Hundreds of prehistoric dogs found buried throughout the southwestern United States show that canines played a key role in the spiritual beliefs of ancient Americans, new research suggests.

Throughout the region, dogs have been found buried with jewelry, alongside adults and children, carefully stacked in groups, or in positions that relate to important structures, said Dody Fugate, an assistant curator at the Museum of Indian Arts and Culture in Santa Fe, New Mexico.

Fugate has conducted an ongoing survey of known dog burials in the area, and the findings suggest that the animals figured more prominently in their owners' lives than simply as pets, she said.

"I'm suggesting that the dogs in the New World in the Southwest were used to escort people into the next world, and sometimes they were used in certain rituals in place of people," Fugate said.

To conduct her research, Fugate collected data on known dog burials and urged her archaeologist colleagues to note when canine remains were found during excavations.

"I have a database now of almost 700 dog burials, and a large number of them are either buried in groups in places of ritual or they're buried with individual human beings," she said.

Many of the burials are concentrated in northwestern New Mexico and along the Arizona-New Mexico border, she said (see map).

"All of that area was full of doggy people," she said.

She reported her findings at the annual meeting of the Society for American Archaeology in Vancouver, Canada, last month.

1,900 Years of Burials

Fugate's database indicates that dog burials were most common between 400 B.C. and A.D. 1100.

"The earlier the [human] burial, the more likely you are to have dog in it," Fugate said.

By the 1400s and 1500s the practice of burying people with dogs had stopped. Indeed, she noted, today's Pueblo and Navajo Indians believe it is improper to bury dogs.

What the ancient dogs looked like is an open question, she said, but their remains suggest that they were far more diverse than was previously believed.

Fugate has seen remains of ancient canines with floppy ears and pointed ears, long tails and curly tails, small builds and lanky ones.

There were even white ones, found buried on the Arizona-Utah border, whose fur was used to weave ritual garb, she noted.

"They were a motley crew," she summed up.

Archaeologists' Best Friend?

Susan Crockford is a zooarchaeologist at Canada's University of Victoria who has studied dog breeds in the Pacific Northwest.

She agreed that dog remains have often been overlooked during archaeological excavations.

Archaeologists tend to examine animal bones at excavation sites with an eye to what humans were eating, rather than what their relationships with dogs were like, she said.

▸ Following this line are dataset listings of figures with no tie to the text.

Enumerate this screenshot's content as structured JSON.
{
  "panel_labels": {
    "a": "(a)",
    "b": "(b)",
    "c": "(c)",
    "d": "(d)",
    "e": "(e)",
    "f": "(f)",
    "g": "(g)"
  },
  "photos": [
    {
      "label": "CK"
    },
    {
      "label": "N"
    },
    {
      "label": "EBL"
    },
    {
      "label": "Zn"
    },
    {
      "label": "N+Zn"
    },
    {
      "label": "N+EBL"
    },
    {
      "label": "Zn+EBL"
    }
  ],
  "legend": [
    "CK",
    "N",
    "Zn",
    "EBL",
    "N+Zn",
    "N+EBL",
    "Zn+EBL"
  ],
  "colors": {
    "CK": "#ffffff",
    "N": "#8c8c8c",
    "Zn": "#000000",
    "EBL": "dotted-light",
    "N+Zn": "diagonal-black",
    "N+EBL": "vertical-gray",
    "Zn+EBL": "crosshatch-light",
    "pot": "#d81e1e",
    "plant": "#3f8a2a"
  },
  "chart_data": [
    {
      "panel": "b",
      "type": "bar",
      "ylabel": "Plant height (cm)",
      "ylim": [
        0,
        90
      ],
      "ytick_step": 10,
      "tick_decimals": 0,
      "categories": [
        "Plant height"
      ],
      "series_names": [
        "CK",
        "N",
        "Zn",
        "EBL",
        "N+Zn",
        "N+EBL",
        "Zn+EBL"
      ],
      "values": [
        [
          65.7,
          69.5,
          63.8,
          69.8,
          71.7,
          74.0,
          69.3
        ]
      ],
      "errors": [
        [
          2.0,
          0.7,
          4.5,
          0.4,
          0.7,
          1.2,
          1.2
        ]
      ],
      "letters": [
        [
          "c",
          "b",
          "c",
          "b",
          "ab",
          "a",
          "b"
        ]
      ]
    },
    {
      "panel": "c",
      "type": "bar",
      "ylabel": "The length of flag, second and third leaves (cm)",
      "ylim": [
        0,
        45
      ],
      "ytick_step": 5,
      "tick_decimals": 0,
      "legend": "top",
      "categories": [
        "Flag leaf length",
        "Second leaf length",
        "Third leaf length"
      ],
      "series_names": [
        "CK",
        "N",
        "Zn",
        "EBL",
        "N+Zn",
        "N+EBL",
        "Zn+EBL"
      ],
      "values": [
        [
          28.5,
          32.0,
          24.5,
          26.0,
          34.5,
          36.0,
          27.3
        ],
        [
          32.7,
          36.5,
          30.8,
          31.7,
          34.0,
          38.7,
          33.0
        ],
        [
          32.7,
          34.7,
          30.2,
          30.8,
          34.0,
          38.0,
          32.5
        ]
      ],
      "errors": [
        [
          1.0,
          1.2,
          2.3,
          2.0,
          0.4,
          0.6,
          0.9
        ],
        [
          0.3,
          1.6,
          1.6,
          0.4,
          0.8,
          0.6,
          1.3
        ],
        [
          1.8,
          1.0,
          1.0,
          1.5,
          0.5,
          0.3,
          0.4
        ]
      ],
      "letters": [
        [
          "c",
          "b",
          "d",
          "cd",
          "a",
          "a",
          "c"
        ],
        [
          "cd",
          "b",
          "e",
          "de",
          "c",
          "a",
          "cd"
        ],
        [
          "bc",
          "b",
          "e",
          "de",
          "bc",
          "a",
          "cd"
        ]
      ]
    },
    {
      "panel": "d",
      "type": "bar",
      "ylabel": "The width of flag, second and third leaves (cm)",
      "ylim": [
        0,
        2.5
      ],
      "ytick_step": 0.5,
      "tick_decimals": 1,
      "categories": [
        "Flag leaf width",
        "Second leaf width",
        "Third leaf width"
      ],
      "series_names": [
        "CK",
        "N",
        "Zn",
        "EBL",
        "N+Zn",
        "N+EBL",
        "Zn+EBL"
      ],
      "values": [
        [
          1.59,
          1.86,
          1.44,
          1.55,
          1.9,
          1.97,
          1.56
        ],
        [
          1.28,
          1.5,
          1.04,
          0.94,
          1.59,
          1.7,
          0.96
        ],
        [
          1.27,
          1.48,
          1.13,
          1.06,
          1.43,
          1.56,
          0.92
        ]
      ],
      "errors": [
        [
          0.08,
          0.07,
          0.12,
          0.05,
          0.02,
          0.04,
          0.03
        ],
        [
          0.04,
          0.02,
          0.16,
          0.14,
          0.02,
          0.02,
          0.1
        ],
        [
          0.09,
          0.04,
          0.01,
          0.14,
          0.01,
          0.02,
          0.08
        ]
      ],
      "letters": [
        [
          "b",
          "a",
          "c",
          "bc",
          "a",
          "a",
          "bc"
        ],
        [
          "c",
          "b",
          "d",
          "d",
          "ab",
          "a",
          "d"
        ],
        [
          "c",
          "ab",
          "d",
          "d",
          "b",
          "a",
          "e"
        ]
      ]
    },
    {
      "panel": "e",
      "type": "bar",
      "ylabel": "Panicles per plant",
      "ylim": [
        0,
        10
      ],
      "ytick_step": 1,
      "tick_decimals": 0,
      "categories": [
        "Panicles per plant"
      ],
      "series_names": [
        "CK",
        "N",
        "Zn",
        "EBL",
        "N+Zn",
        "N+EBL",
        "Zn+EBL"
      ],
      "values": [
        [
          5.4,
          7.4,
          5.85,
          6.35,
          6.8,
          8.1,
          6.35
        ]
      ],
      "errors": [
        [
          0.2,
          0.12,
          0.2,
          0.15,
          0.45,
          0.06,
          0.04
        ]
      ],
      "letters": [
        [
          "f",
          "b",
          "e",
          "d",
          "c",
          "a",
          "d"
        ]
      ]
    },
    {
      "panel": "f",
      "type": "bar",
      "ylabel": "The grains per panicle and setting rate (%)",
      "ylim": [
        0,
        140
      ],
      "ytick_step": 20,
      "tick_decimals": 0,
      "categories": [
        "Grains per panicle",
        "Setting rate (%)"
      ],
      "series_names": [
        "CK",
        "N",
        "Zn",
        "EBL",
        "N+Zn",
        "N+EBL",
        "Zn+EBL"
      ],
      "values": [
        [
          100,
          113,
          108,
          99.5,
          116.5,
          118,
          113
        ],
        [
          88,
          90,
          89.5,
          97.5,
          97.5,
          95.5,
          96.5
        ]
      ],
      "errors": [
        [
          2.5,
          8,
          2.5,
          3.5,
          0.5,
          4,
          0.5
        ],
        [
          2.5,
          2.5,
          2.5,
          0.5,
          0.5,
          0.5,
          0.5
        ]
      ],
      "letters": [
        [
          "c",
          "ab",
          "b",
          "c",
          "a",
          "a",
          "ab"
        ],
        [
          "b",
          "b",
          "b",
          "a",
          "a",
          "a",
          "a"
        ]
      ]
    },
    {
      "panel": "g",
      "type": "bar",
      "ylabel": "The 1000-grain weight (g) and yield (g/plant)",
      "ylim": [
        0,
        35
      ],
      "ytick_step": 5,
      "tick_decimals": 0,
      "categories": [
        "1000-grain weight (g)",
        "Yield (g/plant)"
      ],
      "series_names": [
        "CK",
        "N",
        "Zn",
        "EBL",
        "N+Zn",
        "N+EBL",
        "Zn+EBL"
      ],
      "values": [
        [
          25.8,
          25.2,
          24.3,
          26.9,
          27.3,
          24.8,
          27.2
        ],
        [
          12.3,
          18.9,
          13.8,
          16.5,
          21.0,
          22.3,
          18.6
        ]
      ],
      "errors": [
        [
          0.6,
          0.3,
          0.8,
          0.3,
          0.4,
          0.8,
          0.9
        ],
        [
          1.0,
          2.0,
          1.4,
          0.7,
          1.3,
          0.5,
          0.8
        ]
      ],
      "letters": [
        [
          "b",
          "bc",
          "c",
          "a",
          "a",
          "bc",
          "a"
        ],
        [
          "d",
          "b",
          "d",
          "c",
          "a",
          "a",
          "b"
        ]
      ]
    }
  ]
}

"Because dogs are very seldom come across in a way that suggests they were used for food, they tend to get dismissed as being not very significant … so they tend to not be reported in very much detail," Crockford said.

Crockford suggested that dogs' spiritual role was among their most important functions in the region, second perhaps to their value as hunting or herding companions.

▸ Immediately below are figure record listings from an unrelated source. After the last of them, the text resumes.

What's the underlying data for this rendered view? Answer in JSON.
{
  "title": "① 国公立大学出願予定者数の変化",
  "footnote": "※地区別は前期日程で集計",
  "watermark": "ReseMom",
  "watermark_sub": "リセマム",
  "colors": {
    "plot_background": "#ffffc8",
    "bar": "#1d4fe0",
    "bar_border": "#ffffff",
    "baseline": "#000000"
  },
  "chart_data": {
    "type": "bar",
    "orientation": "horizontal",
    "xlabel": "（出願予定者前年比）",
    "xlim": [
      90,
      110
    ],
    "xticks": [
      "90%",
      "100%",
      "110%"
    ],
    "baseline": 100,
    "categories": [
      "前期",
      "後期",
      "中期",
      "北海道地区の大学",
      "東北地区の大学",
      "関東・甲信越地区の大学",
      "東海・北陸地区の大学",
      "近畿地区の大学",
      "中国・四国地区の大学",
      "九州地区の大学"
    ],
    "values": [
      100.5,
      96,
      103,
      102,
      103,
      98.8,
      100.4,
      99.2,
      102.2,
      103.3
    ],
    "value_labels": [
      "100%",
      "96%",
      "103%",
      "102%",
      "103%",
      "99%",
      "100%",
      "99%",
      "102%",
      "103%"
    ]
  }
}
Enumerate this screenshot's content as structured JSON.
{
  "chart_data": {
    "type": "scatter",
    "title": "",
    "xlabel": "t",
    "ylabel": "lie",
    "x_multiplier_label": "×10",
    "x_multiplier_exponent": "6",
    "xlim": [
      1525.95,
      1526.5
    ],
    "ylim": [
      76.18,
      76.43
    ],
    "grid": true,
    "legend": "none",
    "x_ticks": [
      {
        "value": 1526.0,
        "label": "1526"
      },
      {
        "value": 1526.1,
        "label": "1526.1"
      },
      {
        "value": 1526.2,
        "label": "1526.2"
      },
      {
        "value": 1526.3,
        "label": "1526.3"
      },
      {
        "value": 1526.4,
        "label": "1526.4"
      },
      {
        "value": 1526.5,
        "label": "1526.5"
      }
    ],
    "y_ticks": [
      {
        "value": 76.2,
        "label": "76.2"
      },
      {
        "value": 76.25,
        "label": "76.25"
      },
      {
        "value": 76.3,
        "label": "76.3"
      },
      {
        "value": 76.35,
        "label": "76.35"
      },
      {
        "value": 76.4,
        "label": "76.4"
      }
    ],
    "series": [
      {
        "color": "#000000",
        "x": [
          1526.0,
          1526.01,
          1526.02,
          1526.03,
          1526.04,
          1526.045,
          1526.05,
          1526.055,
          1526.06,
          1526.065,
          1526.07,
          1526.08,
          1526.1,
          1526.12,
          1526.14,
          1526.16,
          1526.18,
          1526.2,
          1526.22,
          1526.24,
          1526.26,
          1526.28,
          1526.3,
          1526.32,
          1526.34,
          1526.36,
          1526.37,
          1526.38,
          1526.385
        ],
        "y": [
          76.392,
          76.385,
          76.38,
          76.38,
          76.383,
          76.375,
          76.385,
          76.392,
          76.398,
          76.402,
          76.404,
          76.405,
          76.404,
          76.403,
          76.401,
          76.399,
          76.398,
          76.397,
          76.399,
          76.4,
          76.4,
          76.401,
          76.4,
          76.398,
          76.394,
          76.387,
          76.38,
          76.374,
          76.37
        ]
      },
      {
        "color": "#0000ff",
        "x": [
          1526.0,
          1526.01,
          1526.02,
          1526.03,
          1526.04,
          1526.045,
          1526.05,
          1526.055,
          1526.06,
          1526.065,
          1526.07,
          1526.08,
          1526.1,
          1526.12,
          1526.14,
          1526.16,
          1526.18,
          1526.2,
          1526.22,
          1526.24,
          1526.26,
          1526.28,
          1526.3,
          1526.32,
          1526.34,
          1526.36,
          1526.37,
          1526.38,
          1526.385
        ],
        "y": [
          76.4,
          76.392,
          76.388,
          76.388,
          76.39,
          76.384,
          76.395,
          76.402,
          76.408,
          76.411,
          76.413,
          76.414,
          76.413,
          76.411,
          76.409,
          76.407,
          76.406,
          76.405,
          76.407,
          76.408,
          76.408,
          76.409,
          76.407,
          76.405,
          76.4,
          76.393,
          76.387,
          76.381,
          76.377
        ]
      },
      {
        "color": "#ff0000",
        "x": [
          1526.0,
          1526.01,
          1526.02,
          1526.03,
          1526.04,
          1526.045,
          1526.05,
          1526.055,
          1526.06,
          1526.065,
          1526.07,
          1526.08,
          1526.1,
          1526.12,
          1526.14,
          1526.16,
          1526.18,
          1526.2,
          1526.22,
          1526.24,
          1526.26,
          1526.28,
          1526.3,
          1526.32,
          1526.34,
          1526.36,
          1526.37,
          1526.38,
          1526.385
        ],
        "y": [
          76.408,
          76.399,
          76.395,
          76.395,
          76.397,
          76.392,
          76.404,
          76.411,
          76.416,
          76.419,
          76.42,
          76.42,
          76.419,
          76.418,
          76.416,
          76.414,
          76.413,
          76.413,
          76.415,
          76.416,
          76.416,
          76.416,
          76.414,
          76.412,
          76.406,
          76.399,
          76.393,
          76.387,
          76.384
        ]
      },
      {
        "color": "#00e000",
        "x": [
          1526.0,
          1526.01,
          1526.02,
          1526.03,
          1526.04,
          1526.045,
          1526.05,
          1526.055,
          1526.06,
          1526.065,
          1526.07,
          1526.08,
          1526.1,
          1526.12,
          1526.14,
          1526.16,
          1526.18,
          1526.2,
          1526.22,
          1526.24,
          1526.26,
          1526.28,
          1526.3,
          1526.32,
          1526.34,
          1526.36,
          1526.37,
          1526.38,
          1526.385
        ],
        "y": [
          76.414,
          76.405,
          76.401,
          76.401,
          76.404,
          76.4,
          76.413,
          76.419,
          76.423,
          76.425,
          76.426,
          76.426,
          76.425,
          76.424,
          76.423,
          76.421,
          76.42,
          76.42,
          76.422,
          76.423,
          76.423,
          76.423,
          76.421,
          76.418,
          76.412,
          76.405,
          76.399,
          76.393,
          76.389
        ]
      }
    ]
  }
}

"Basically [ritual dog burial] is a pattern that's found around the world, and [Fugate]'s doing some really important work in documenting in detail the instances of that phenomena in her part of the world," Crockford said.

(See related photo: "Dog Mummies Found in Ancient Peru Pet Cemetery" [September 25, 2006].)

For her part, Fugate said the data she is collecting will give dogs their day as key players in understanding the past.

"Not thinking that dogs might have had a religious relationship [with people] as well means that you're leaving out a chunk of [ancient] religion," she said.

"If [you make that assumption], you are losing enormous amounts of information about the ritual context and the mindset of these people."